Nous relisons aujourd'hui cette phrase paradoxale de saint Jean : " Nous sommes passés de la mort à la vie parce que nous aimons. " Passer de la mort à la vie, c'est l'inverse du processus naturel, puisque tous, nous sommes destinés à passer de la vie à la mort. Pourquoi Jean nous fait-il cette annonce paradoxale ? C'est qu'il fait référence à son ami Jésus, qui est mort et ressuscité. Il a vécu pendant quelques années dans son intimité, si bien que, pour lui, Jésus est devenu l'Amour personnifié, l'amour vécu. Il l'a fréquenté, il l'a admiré. Jamais il n'a rencontré homme aussi extraordinaire. Il dit que " Dieu est Amour " ; mais le mot amour est trop vague. Lui, Jean, a vu des gestes simples, concrets, de son ami Jésus. Il a vu des regards, qui étaient des regards d'amour (On le note dans l'évangile). Il a été témoin de son extraordinaire proximité avec les petits, les enfants, les jeunes, les femmes, les malades, tous ceux que la société de l'époque marginalisait et traitait de pécheurs infréquentables, aussi bien les malades que les publicains. Il a vu son ami Jésus enseignant, car il n'est pire misère que l'ignorance, guérissant, consolant, et même donnant à manger aux foules qui couraient après lui. Et puis, un jour, Jésus est passé de la mort à la vie. Jean était là, auprès de la croix, quand son ami agonisait, et il fut le premier à croire en sa résurrection au matin de Pâques, quand il vit le tombeau vide. Il fut parmi les premiers à le revoir vivant. Des années plus tard, faisant l'expérience intime d'une mystérieuse présence permanente de l'homme de Nazareth avec lui, compagnon de sa route terrestre, il écrit aux Églises qu'il a fondées, comme un testament, une simple formule, cent fois rabâchée : " Aimez-vous. " De plus en plus, il précisera ce commandement reçu du Maître : aimer, ce n'est pas n'importe quoi. Ce ne sont pas des paroles, des simples " je t'aime ". Ce sont des actes. Et ça prend toute la vie.

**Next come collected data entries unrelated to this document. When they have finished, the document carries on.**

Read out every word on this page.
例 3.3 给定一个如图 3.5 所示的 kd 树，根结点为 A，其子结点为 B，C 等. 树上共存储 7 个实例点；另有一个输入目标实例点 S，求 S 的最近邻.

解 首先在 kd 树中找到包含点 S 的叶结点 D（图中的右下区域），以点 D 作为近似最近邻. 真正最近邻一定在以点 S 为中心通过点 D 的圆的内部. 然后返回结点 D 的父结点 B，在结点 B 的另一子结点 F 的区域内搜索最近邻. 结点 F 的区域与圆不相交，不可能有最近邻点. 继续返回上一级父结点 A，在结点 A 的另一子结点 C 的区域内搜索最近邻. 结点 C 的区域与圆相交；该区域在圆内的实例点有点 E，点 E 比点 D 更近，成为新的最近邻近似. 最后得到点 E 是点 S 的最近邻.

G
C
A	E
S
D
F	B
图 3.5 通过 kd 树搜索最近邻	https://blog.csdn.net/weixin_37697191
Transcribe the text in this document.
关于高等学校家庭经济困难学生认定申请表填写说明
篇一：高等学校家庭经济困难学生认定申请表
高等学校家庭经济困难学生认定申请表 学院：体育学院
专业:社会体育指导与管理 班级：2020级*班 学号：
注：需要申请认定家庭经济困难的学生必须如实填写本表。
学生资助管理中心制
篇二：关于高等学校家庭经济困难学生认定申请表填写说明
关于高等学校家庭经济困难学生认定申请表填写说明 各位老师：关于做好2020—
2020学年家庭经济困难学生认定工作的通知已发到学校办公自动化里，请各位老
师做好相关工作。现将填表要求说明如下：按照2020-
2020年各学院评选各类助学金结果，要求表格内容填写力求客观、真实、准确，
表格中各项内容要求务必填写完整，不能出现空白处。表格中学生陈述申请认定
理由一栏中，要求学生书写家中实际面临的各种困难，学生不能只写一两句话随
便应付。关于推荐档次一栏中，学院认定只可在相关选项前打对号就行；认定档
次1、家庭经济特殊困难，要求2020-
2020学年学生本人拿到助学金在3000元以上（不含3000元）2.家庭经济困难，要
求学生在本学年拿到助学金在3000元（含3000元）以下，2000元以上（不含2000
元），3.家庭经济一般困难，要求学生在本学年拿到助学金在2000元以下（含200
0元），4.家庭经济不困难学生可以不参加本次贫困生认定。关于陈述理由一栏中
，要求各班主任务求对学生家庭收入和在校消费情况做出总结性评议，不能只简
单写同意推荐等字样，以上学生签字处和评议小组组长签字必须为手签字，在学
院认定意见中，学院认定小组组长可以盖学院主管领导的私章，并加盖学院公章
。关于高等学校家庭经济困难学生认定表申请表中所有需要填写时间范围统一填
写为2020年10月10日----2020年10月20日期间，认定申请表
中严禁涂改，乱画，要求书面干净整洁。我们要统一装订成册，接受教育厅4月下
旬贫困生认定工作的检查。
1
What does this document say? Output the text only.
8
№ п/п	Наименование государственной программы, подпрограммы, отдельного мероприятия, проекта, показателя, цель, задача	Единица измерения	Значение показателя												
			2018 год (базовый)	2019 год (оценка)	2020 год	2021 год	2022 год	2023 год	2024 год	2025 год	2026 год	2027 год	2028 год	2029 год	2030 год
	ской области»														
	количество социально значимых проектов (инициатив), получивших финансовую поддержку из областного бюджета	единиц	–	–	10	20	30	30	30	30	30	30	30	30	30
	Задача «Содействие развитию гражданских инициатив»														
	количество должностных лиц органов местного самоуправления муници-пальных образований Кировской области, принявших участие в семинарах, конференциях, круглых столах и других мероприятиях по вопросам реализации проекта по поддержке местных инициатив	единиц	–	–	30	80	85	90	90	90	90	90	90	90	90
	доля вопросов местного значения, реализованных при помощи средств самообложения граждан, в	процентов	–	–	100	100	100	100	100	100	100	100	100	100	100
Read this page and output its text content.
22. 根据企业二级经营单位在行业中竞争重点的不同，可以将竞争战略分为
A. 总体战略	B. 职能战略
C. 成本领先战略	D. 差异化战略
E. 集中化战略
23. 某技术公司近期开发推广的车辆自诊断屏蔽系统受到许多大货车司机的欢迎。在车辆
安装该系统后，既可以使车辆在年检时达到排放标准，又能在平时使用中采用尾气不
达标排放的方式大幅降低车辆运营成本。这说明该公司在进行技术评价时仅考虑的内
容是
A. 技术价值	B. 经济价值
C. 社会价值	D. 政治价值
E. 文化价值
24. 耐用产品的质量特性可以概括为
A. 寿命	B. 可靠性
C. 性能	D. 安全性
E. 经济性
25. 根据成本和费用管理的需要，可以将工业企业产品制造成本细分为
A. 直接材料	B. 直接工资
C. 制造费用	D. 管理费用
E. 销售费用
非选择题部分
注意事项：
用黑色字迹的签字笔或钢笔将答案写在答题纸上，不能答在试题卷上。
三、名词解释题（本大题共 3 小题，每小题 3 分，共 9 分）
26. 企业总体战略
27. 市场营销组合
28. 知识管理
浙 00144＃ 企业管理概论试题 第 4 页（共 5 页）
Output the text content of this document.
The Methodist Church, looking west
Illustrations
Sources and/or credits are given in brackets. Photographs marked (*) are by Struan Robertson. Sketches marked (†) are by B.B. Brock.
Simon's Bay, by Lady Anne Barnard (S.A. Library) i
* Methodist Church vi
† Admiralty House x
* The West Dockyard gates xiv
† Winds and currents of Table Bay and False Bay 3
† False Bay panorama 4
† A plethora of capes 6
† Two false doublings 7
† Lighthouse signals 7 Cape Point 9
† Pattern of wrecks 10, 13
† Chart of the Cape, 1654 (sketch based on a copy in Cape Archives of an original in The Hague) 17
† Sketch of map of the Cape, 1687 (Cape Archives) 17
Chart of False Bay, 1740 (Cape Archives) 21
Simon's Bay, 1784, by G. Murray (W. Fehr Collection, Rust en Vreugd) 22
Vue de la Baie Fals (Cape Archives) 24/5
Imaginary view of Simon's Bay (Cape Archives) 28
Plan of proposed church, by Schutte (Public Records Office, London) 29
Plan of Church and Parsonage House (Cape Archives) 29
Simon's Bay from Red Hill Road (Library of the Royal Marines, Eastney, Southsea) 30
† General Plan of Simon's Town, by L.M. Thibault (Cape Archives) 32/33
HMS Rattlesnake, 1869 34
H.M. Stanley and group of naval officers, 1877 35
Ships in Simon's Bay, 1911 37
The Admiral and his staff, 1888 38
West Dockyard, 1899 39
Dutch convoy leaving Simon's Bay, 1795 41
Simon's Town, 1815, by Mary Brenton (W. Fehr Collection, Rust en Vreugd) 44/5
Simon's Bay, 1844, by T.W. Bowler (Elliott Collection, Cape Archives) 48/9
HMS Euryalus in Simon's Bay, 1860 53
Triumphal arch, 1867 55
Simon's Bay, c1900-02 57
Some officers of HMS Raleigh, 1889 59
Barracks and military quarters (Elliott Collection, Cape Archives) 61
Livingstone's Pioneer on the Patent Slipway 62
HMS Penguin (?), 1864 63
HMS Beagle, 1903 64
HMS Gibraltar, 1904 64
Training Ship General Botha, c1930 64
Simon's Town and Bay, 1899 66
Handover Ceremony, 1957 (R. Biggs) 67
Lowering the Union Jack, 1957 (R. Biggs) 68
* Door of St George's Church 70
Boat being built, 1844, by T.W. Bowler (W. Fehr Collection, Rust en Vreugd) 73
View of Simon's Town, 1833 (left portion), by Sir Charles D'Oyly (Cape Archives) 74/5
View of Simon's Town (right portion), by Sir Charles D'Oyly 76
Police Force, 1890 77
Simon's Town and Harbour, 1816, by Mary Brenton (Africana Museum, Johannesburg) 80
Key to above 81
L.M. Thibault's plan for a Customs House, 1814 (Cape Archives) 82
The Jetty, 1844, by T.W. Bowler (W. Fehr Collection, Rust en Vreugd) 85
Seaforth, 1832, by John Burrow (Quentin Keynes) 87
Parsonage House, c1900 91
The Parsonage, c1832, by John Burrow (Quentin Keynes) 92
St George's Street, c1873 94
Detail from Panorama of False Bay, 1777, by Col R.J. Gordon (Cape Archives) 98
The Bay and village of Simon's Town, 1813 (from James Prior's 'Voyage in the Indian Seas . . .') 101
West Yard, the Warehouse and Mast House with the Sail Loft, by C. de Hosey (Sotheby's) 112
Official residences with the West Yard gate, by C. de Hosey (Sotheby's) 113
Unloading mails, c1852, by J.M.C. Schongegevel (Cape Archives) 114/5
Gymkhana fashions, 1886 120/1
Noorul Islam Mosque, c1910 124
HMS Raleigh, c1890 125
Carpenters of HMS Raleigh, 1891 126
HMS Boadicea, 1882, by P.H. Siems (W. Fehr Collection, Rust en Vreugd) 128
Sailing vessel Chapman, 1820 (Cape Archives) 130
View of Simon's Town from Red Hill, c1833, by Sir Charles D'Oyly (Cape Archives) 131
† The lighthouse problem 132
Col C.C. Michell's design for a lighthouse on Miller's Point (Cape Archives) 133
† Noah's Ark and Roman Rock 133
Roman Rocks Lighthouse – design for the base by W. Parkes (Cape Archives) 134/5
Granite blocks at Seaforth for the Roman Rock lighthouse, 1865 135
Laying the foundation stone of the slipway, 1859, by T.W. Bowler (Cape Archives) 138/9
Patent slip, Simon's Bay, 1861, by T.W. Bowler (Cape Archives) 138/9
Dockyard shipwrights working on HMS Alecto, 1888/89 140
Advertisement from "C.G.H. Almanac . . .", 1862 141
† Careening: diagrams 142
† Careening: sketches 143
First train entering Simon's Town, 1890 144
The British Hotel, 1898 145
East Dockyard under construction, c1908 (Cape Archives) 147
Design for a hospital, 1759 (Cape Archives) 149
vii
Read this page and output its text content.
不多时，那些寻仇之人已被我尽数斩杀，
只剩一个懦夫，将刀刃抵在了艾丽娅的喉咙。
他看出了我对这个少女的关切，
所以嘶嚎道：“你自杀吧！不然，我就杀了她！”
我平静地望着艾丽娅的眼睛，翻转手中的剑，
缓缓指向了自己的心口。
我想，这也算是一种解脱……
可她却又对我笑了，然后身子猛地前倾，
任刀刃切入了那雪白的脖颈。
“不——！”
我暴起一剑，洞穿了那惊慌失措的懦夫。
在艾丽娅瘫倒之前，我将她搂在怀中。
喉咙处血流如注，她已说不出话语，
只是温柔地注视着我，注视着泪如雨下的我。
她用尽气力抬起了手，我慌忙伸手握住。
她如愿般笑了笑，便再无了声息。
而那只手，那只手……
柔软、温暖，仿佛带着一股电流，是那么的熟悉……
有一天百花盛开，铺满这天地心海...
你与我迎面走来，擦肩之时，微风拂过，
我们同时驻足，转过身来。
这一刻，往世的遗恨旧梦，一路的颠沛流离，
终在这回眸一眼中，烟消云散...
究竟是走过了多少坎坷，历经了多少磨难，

Une fois de plus, nous entendons cette parole aujourd'hui. Et nous nous sentons bien petits. Apprendre à aimer, effectivement, ça prend toute une vie. Mais je crois que l'essentiel est de prendre, dès le début, la bonne direction. Car il n'y a que deux directions : l'amour de soi ou l'amour des autres. Il s'agit donc de privilégier, dans toute son existence, l'amour des autres. Sinon, c'est la mort. Ce n'est pas une question d'âge, c'est une question d'orientation. Il y a des jeunes - nous en connaissons certainement, hélas - qui sont radicalement morts. Et il y a des vieillards qui, jusque dans leur grand âge, sont extraordinairement vivants. Notre amie était de ceux-là.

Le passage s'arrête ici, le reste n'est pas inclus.